Robert Klatt
In einem eher unscheinbaren Stein könnten sich die Überreste einiger Tiefseeschwämme befinden. Falls diese so alt sind wie von einigen Wissenschaftlern vermutet, wären es die ältesten Tierfossile aller Zeiten.
Mackenzie Mountains (Kanada). Als Elizabeth Turner 1992 auf einer Expedition durch die kanadischen Mackenzie Mountains unterwegs ist, findet sie einige Steine, die äußerst auffällige Rillen aufweisen. Turner ist Erdkundlerin und vermutet, dass es sich bei den Steinen um Fossile handeln könnte. Da die Forschung auf diesem Gebiet zu diesem Zeitpunkt aber noch nicht sonderlich weit ist, verschwinden die mutmaßlichen Fossile für einige Jahre in den Schränken Turners.
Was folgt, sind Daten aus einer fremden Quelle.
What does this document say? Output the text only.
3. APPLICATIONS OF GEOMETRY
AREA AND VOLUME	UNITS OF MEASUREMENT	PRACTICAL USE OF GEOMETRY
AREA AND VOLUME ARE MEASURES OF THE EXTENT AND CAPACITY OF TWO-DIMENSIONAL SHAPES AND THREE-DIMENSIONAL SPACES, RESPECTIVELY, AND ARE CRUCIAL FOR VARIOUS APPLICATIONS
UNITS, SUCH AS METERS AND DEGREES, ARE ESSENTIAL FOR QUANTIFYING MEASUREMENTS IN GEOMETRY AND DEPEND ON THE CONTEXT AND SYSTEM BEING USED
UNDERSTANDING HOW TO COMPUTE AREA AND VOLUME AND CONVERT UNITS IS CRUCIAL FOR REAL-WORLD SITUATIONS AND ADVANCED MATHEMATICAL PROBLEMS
2007 veröffentlichen kanadische Forscher eine Studie, in welcher sie aufzeigen, dass Schwämme als Fossilien in Kalkstein präserviert werden können. Schwämme sind vielzellige Lebewesen, die in jedem Meer vorkommen. Einige Arten leben sogar im Süßwasser. Schwämme können von wenige Millimeter bis zu mehreren Metern groß werden. Manche Exemplare werden über drei Meter hoch. Schwämme besitzen keine Organe, Neuronen, Muskel-, Nerven- oder Sinneszellen, aber verfügen über ein spezielles Skelett.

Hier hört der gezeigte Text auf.